Dennoch möchte ich in den Dialog gehen. Der Reformationstag erinnert mich daran, dass Dr. Martin Luther den Glauben an Gott wieder auf die Erde geholt hat. Nachdem sich die Päpste der Kurie ganz vom Vorbild des Simon Petrus entfernt hatten, rückte damit auch Gott immer mehr in die Ferne. Darauf hat Martin Luther hingewiesen, wohl heftiger als es die Kirche bis dato gewöhnt gewesen war.
Trotzdem sehe ich die Kirche von Jesus Christus durch Simon Petrus immer noch getragen. Dieser Anfang gehört zur Kirche dazu. Denn nur dies
e Kirche ist die, die „nicht einmal der Saran persönlich zerstören kann“.
Sich diesem Fels anschließen bedeutet die Kirche von Jesus Christus zu ehren und sie zu leben. Alles andere ist menschlich und vergänglich.
In diesem Bewusstsein bekommt auch die Reformation wieder Sinn. Durch sie ist die Kirche wieder zu den einfachen Gläubigen gekommen. So wie die Urgemeinden der Christen nahe bei ihnen gewesen sind. Das Machtgehabe der späteren Päpste hat sie nicht gefördert.

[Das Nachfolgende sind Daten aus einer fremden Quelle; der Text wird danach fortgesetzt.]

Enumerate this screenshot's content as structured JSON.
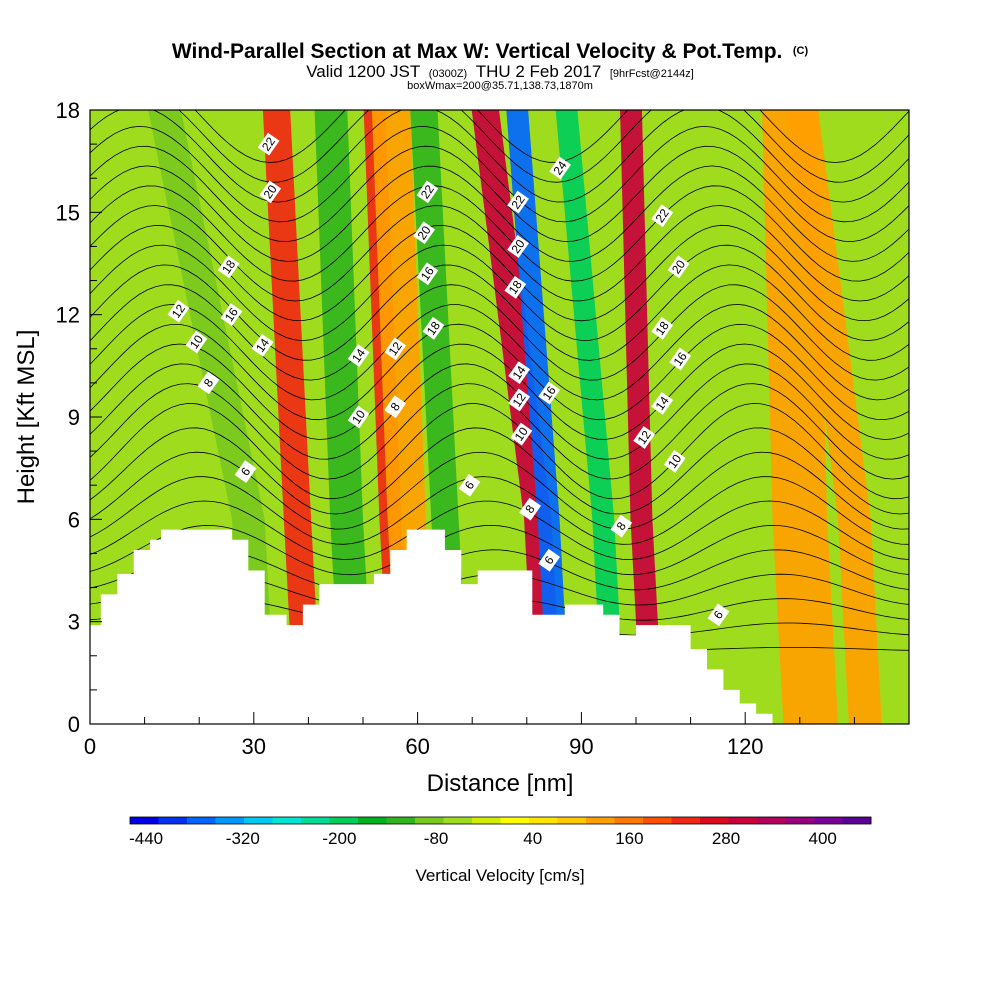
{
  "chart_data": {
    "type": "heatmap",
    "title": {
      "main": "Wind-Parallel Section at Max W: Vertical Velocity & Pot.Temp.",
      "copyright": "(C)",
      "valid_prefix": "Valid 1200 JST",
      "valid_utc": "(0300Z)",
      "valid_date": "THU 2 Feb 2017",
      "forecast": "[9hrFcst@2144z]",
      "box": "boxWmax=200@35.71,138.73,1870m"
    },
    "xlabel": "Distance [nm]",
    "ylabel": "Height [Kft MSL]",
    "xlim": [
      0,
      150
    ],
    "ylim": [
      0,
      18
    ],
    "x_ticks": [
      0,
      30,
      60,
      90,
      120
    ],
    "y_ticks": [
      0,
      3,
      6,
      9,
      12,
      15,
      18
    ],
    "colorbar": {
      "title": "Vertical Velocity [cm/s]",
      "min": -460,
      "max": 460,
      "step": 40,
      "tick_labels": [
        -440,
        -320,
        -200,
        -80,
        40,
        160,
        280,
        400
      ],
      "colors": [
        "#0000e6",
        "#0033f0",
        "#0066ff",
        "#0099ff",
        "#00c8f0",
        "#00e6d2",
        "#00dc96",
        "#00cd5a",
        "#00b41e",
        "#32b41e",
        "#78c81e",
        "#a0dc1e",
        "#d2ee00",
        "#ffff00",
        "#ffe600",
        "#ffc800",
        "#ffa000",
        "#ff7800",
        "#ff5000",
        "#f02814",
        "#dc0a1e",
        "#c8003c",
        "#b4005a",
        "#96007d",
        "#780096",
        "#5a0096"
      ]
    },
    "terrain_kft": [
      [
        0,
        2.9
      ],
      [
        2,
        2.9
      ],
      [
        2,
        3.8
      ],
      [
        5,
        3.8
      ],
      [
        5,
        4.4
      ],
      [
        8,
        4.4
      ],
      [
        8,
        5.1
      ],
      [
        11,
        5.1
      ],
      [
        11,
        5.4
      ],
      [
        13,
        5.4
      ],
      [
        13,
        5.7
      ],
      [
        26,
        5.7
      ],
      [
        26,
        5.4
      ],
      [
        29,
        5.4
      ],
      [
        29,
        4.5
      ],
      [
        32,
        4.5
      ],
      [
        32,
        3.2
      ],
      [
        36,
        3.2
      ],
      [
        36,
        2.9
      ],
      [
        39,
        2.9
      ],
      [
        39,
        3.5
      ],
      [
        42,
        3.5
      ],
      [
        42,
        4.1
      ],
      [
        52,
        4.1
      ],
      [
        52,
        4.4
      ],
      [
        55,
        4.4
      ],
      [
        55,
        5.1
      ],
      [
        58,
        5.1
      ],
      [
        58,
        5.7
      ],
      [
        65,
        5.7
      ],
      [
        65,
        5.1
      ],
      [
        68,
        5.1
      ],
      [
        68,
        4.1
      ],
      [
        71,
        4.1
      ],
      [
        71,
        4.5
      ],
      [
        81,
        4.5
      ],
      [
        81,
        3.2
      ],
      [
        87,
        3.2
      ],
      [
        87,
        3.5
      ],
      [
        94,
        3.5
      ],
      [
        94,
        3.2
      ],
      [
        97,
        3.2
      ],
      [
        97,
        2.6
      ],
      [
        100,
        2.6
      ],
      [
        100,
        2.9
      ],
      [
        110,
        2.9
      ],
      [
        110,
        2.2
      ],
      [
        113,
        2.2
      ],
      [
        113,
        1.6
      ],
      [
        116,
        1.6
      ],
      [
        116,
        1.0
      ],
      [
        119,
        1.0
      ],
      [
        119,
        0.6
      ],
      [
        122,
        0.6
      ],
      [
        122,
        0.3
      ],
      [
        125,
        0.3
      ],
      [
        125,
        0.0
      ],
      [
        150,
        0.0
      ]
    ],
    "wave_bands": [
      {
        "w": -100,
        "x18": 13,
        "x6": 29,
        "width": 6
      },
      {
        "w": 220,
        "x18": 34,
        "x6": 38,
        "width": 5
      },
      {
        "w": -140,
        "x18": 44,
        "x6": 47,
        "width": 6
      },
      {
        "w": 220,
        "x18": 52,
        "x6": 55,
        "width": 4
      },
      {
        "w": -140,
        "x18": 61,
        "x6": 65,
        "width": 5
      },
      {
        "w": 300,
        "x18": 72,
        "x6": 82,
        "width": 5
      },
      {
        "w": -380,
        "x18": 78,
        "x6": 84,
        "width": 4
      },
      {
        "w": -180,
        "x18": 87,
        "x6": 94,
        "width": 4
      },
      {
        "w": 300,
        "x18": 99,
        "x6": 101,
        "width": 4
      },
      {
        "w": 120,
        "x18": 55,
        "x6": 58,
        "width": 7
      },
      {
        "w": 120,
        "x18": 128,
        "x6": 130,
        "width": 10
      },
      {
        "w": 120,
        "x18": 130,
        "x6": 140,
        "width": 6
      }
    ],
    "background_w": -60,
    "isentrope_labels": [
      {
        "text": "22",
        "x": 32.7,
        "y": 17.0
      },
      {
        "text": "20",
        "x": 33.0,
        "y": 15.6
      },
      {
        "text": "18",
        "x": 25.4,
        "y": 13.4
      },
      {
        "text": "16",
        "x": 25.9,
        "y": 12.0
      },
      {
        "text": "12",
        "x": 16.2,
        "y": 12.1
      },
      {
        "text": "10",
        "x": 19.5,
        "y": 11.2
      },
      {
        "text": "8",
        "x": 21.7,
        "y": 10.0
      },
      {
        "text": "14",
        "x": 31.6,
        "y": 11.1
      },
      {
        "text": "6",
        "x": 28.5,
        "y": 7.4
      },
      {
        "text": "22",
        "x": 61.8,
        "y": 15.6
      },
      {
        "text": "20",
        "x": 61.2,
        "y": 14.4
      },
      {
        "text": "16",
        "x": 61.8,
        "y": 13.2
      },
      {
        "text": "18",
        "x": 62.9,
        "y": 11.6
      },
      {
        "text": "14",
        "x": 49.2,
        "y": 10.8
      },
      {
        "text": "12",
        "x": 55.9,
        "y": 11.0
      },
      {
        "text": "10",
        "x": 49.2,
        "y": 9.0
      },
      {
        "text": "8",
        "x": 55.9,
        "y": 9.3
      },
      {
        "text": "6",
        "x": 69.5,
        "y": 7.0
      },
      {
        "text": "22",
        "x": 78.4,
        "y": 15.3
      },
      {
        "text": "20",
        "x": 78.4,
        "y": 14.0
      },
      {
        "text": "18",
        "x": 77.9,
        "y": 12.8
      },
      {
        "text": "14",
        "x": 78.6,
        "y": 10.3
      },
      {
        "text": "12",
        "x": 78.6,
        "y": 9.5
      },
      {
        "text": "10",
        "x": 79.0,
        "y": 8.5
      },
      {
        "text": "8",
        "x": 80.6,
        "y": 6.3
      },
      {
        "text": "6",
        "x": 84.1,
        "y": 4.8
      },
      {
        "text": "16",
        "x": 84.1,
        "y": 9.7
      },
      {
        "text": "24",
        "x": 86.1,
        "y": 16.3
      },
      {
        "text": "22",
        "x": 104.8,
        "y": 14.9
      },
      {
        "text": "20",
        "x": 107.8,
        "y": 13.4
      },
      {
        "text": "18",
        "x": 104.8,
        "y": 11.6
      },
      {
        "text": "16",
        "x": 108.1,
        "y": 10.7
      },
      {
        "text": "14",
        "x": 104.8,
        "y": 9.4
      },
      {
        "text": "12",
        "x": 101.5,
        "y": 8.4
      },
      {
        "text": "10",
        "x": 107.1,
        "y": 7.7
      },
      {
        "text": "8",
        "x": 97.3,
        "y": 5.8
      },
      {
        "text": "6",
        "x": 115.1,
        "y": 3.2
      }
    ]
  }
}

Die Blöße, die mit Pelzmänteln verdeckt worden war, hat Luther als Leere enttarnt. Mit mehr Schein als Sein konnte die Kirche des Mittelalters nicht beständig aufrechterhalten werden. Das entsprach nicht Gottes Vorstellung von seines Sohnes Kirche. Schön gekleidet, auch feierlich, ist alles andere als protzig. „Seht her, was ich bin!“ oder „Ich kleide mich, damit meine Blöße verdeckt wird, denn mein Schamgefühl gebietet mir dies!“ sind Einstellungen, denen man schon ihre Absichten zuordnen kann. Bei ersterer ist Leere in den Menschen, die nicht mit Gott gefüllt ist. Diese werden auch niemals zufrieden sein, falls sie ihre Spielchen fortführen.